Compiling Uncertainty Away in Conformant Planning Problems with Bounded Width

Compiling Uncertainty Away in Conformant Planning Problems with Bounded   Width

Conformant planning is the problem of finding a sequence of actions for achieving a goal in the presence of uncertainty in the initial state or action effects. The problem has been approached as a path-finding problem in belief space where good belief representations and heuristics are critical for scaling up. In this work, a different formulation is introduced for conformant problems with deterministic actions where they are automatically converted into classical ones and solved by an off-the-shelf classical planner. The translation maps literals L and sets of assumptions t about the initial situation, into new literals KL/t that represent that L must be true if t is initially true. We lay out a general translation scheme that is sound and establish the conditions under which the translation is also complete. We show that the complexity of the complete translation is exponential in a parameter of the problem called the conformant width, which for most benchmarks is bounded. The planner based on this translation exhibits good performance in comparison with existing planners, and is the basis for T0, the best performing planner in the Conformant Track of the 2006 International Planning Competition.


💡 Research Summary

The paper tackles conformant planning – the task of generating a sequence of actions that guarantees goal achievement despite uncertainty in the initial state or action effects. Traditional approaches treat the problem as a search in belief space, where each belief state represents a set of possible worlds. While powerful heuristics and compact belief representations have been developed, the exponential growth of belief states remains a major scalability bottleneck.

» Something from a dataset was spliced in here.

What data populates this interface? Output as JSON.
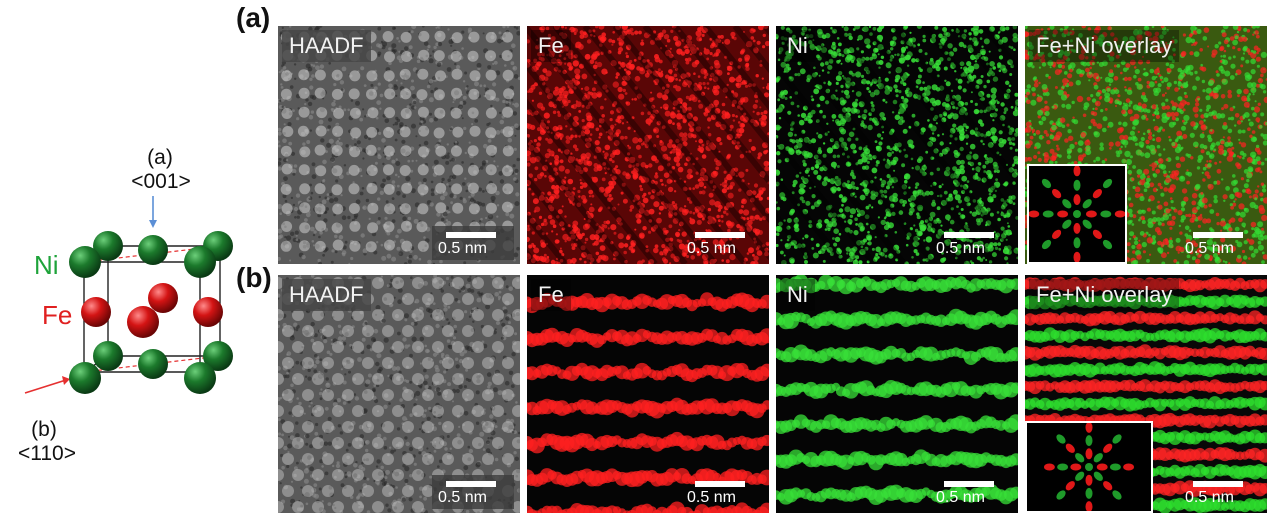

The authors propose a fundamentally different strategy for conformant problems that involve deterministic actions. Their key insight is to translate the uncertain problem into a classical planning problem that can be handed off to any off‑the‑shelf classical planner. The translation introduces a new family of literals denoted K_{L/t}. For each original literal L and each set of assumptions t about the initial situation, K_{L/t} encodes the conditional statement “if the assumptions t hold initially then L must hold”. In effect, the uncertainty is captured by a set of logical constraints rather than by an explicit enumeration of belief states.

The paper first formalizes this translation scheme and proves its soundness: any plan that solves the translated classical problem also solves the original conformant problem. Completeness, however, depends on a structural parameter called the conformant width (w). Width measures the maximal number of independent assumptions that must be simultaneously considered. The translation’s size grows as O(2^w), because all combinations of assumptions up to the width must be represented. In practice, for most benchmark domains the width is small (typically 1–3), so the exponential blow‑up is limited and the resulting classical problem remains tractable.

To mitigate the potential combinatorial explosion, the authors introduce several optimizations. Redundant K_{L/t} literals that share the same assumption set are merged, and a preprocessing phase eliminates assumption sets that cannot affect goal achievement. These reductions keep the translated problem compact enough for modern planners that rely on heuristic search (e.g., FF, FastDownward). Consequently, the translation leverages the sophisticated heuristics, pruning techniques, and efficient data structures already available in the classical planning community.

Experimental evaluation compares the translation‑based planner T0 against leading conformant planners such as CFF, MBP, and KAC. The benchmark suite includes domains from the 2006 International Planning Competition (IPC) and other publicly available conformant problems. Results show that when the width is low, T0 consistently outperforms the belief‑space planners, often solving instances orders of magnitude faster. In several IPC domains, T0 was the only planner to finish within the time limit, which explains its victory in the Conformant Track of the 2006 IPC.

The authors also discuss limitations. When the conformant width is large, the translation becomes infeasible due to exponential growth, suggesting that hybrid approaches (combining translation with belief‑space reasoning) may be necessary. Moreover, the current method assumes deterministic actions; extending the technique to handle nondeterministic or probabilistic effects would require additional machinery. Finally, the selection and minimization of assumption sets t is identified as an open research problem that could further improve scalability.

In summary, the paper introduces a novel reduction from conformant planning with deterministic actions to classical planning, based on conditional literals K_{L/t}. By exploiting the conformant width parameter, the authors show that the translation is polynomial for a wide range of practical problems and that existing classical planners can solve the resulting instances efficiently. The approach not only achieved state‑of‑the‑art performance in the 2006 IPC but also opens a new line of research where advances in classical planning can be directly transferred to conformant planning, provided the problem’s structural width remains bounded.